1

Input csv file:

a,b,c,d,e
1,2,3,4,2
3,4,5,6,3
3,4,5
1,2

Code:

import numpy as np

data = np.genfromtxt("sa.csv", dtype=None, delimiter=',', names=True)
print data['a'],data['b'],data['e']

I ll get an error

Traceback (most recent call last):
  File "cs.py", line 3, in <module>
    data = np.genfromtxt("sa.csv", dtype=None, delimiter=',', names=True)
  File "/usr/lib/python2.7/dist-packages/numpy/lib/npyio.py", line 1593, in genfromtxt
    raise ValueError(errmsg)
ValueError: Some errors were detected !
    Line #4 (got 3 columns instead of 5)
    Line #5 (got 2 columns instead of 5)

How to deal with this and perform correlation based on the selected columns using statsmodels in python??

user2086122
  • 65
  • 4
  • 10
  • I've tidied up your post a little bit - although your traceback is still a bit wonky - you may wish to copy/paste and put in the trackback again. This time, paste it in, highlight the lot and press ctrl+k on it... Or the little `{}` icon when you click on [edit] – Jon Clements Feb 26 '13 at 11:12
  • sorry i waz new to this i would learn it – user2086122 Feb 26 '13 at 11:35
  • to calculate correlation, you can just use ``np.corrcoef``, or ``np.ma.corrcoef`` if you have missing values, or use pandas. statsmodels doesn't duplicate and doesn't have those functions. – Josef Feb 26 '13 at 14:39

3 Answers3

2

Since you mention statsmodels I assume that you've got its pandas dependency installed. Pandas will parse your example properly:

import pandas as pd
import numpy as np
dat = pd.read_csv('test.csv')
np.corrcoef(dat)

array([[ 1.        ,  0.94174191,         nan,         nan],
       [ 0.94174191,  1.        ,         nan,         nan],
       [        nan,         nan,         nan,         nan],
       [        nan,         nan,         nan,         nan]])

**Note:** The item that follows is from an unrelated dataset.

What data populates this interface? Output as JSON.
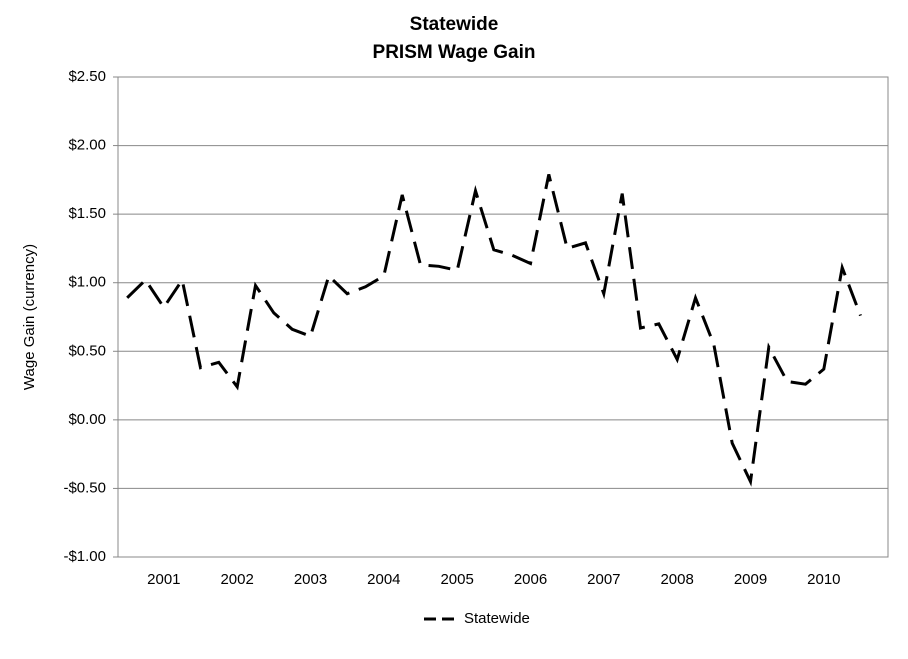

Which is correct given the missing values.

Vincent
  • 15,809
  • 7
  • 37
  • 39
0

You can make it ignore the lines with fewer columns (Using genfromtxt to import csv data with missing values in numpy), but you cannot make it parse them as incomplete. If you put the delimiters in place (i.e. 1,2,,,) it can work, but otherwise I don't think genfromtxt is smart enough to do what you want.

You could easily implement it yourself, though, using the csv module.

Community
  • 1
  • 1
John Zwinck
  • 239,568
  • 38
  • 324
  • 436
0

In my case i had special character # inside my data what caused the problem. Example:

a,b#,c,d,e
1,2,3,4,2

Solution:

change the comments character, I changed it to: @@@

dataset = genfromtxt(open(file,'r'), delimiter=',', dtype='f8',
comments='@@@@')[1:]
MichaelLo
  • 1,289
  • 1
  • 14
  • 26